For the first time, researchers have transplanted a genetically modified pork on a person. The lungs worked in the brain -dead patient after the transplant and was not immediately repelled by his body. After 24 hours, however, a pulmonary edema and the third and sixth day the immune system attacked the foreign organ. At the request of the relatives of the body donor, the researchers ended the experiment after nine days. The feasibility study shows that the transplantation of a pork’s powder on a person that has so far been particularly difficult is possible. At the same time, it also illustrates important challenges.
In Germany alone, more than 8,000 people are waiting for a donor organ. However, demand far exceeds the offer worldwide. So -called xeno transplants could offer a solution, i.e. organ transplantation from animals on humans. For this purpose, the donor animal is mostly genetically modified so that the organ is not recognized as strange and rejected by the human immune system. Individual patients have already survived with such a pig heart for a few weeks; Clinical studies have already been approved in the United States for the transplant of pigs.
For other organs, the path to successful clinical use is still significantly further. The lungs in particular have so far been particularly difficult to transplant. Because it is not only anatomically particularly complex, but is also in permanent contact with the outside world, which increases the risk of infection. Initial experiences for the Xeno-Latz Transplantation come from animal experiments in which monkeys received pigs. “The survival times in such experiments are a few hours up to a maximum of about one week,” says the doctor Joachim Denner, who is not involved in the current study, head of the Virus Safety working group of the Xeno Transplantation at the Free University of Berlin.
Nine days functional
A team led by Jianxing He from the National Clinical Research Center for Respiratory Diseases in Guangzhou in China has now successfully transplanted a pork on a person. In the pig, six genetic changes were previously made to reduce rejection reactions. A 39-year-old man served as a test subject who had suffered a bleeding bleeding 16 days earlier and was declared brain dead. His body was made available with the consent of the relatives of research and kept kept on life for this purpose.
“During the 216-hour surveillance period, the lung-xenotransplante remained viable and functional, without signs of hyperacute rejection or infection,” reports the research team. However, heavy lung edema occurred after 24 hours. Although the patient received immunosuppressive medication, the third and sixth day after the transplant showed signs of a rejection reaction. In the following days, however, these partially stopped until the researchers ended the attempt on the ninth day at the request of the relatives.
Further challenges
From Konrad Fischer’s point of view, head of the Xeno Transplantation section at the Technical University of Munich, the study means an important step for transplant medicine. “The result shows that an xenogenic lung transplantation is technically possible and that essential immunological barriers can be overcome,” says the researcher, which is not involved in the study. “Especially for people with the most serious lung diseases, who often wait for a donor organ for years or never get one, this attempt awakens new hopes.”

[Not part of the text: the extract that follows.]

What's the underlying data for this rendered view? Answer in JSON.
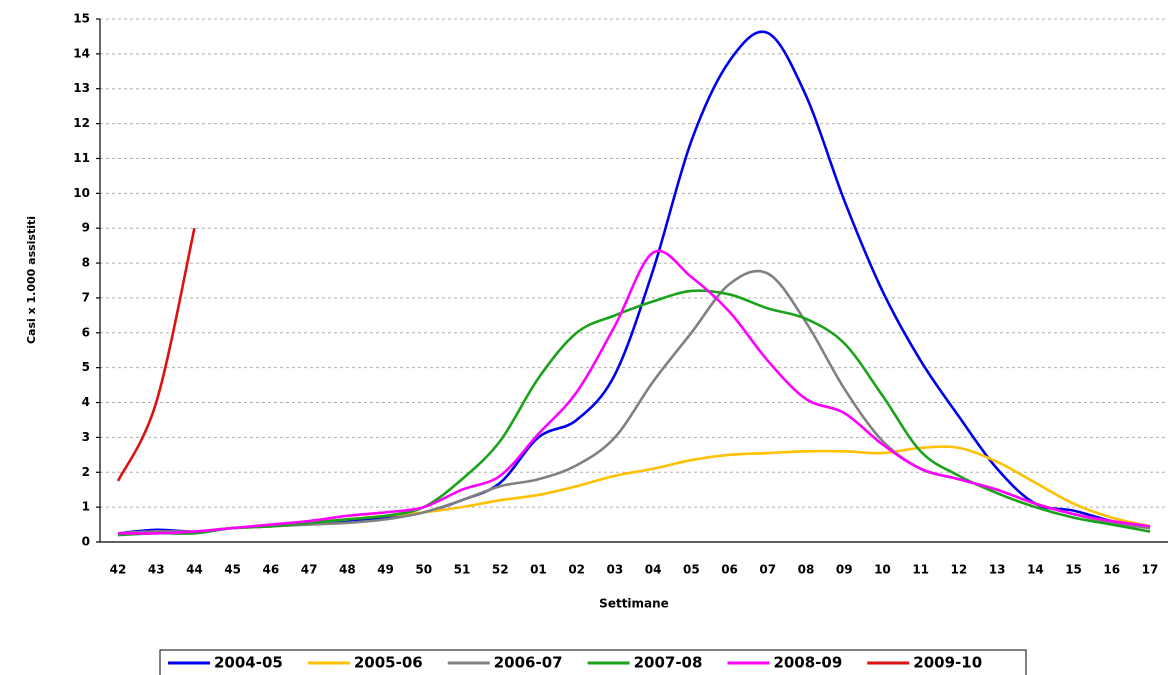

However, further preclinical studies are required until the first attempts at living people are conceivable. An open question is, for example, how the observed rejection reaction came about. One possibility would be inadequate immunosuppression. Because, as He and his team describe in their publication, they had not blocked the so-called CD40/CD40L signal path of the immune system-according to Fischer, a standard actually in many immunosuppression protocols. It would also be possible that the changes in the recipient’s body caused by brain death caused the functional disorders of the transplanted lungs.
“Our study underlines the progress that have been achieved in genetic changes and immunosuppressive strategies, but also illustrates important challenges that have to be mastered for clinical implementation,” write HE and his colleagues.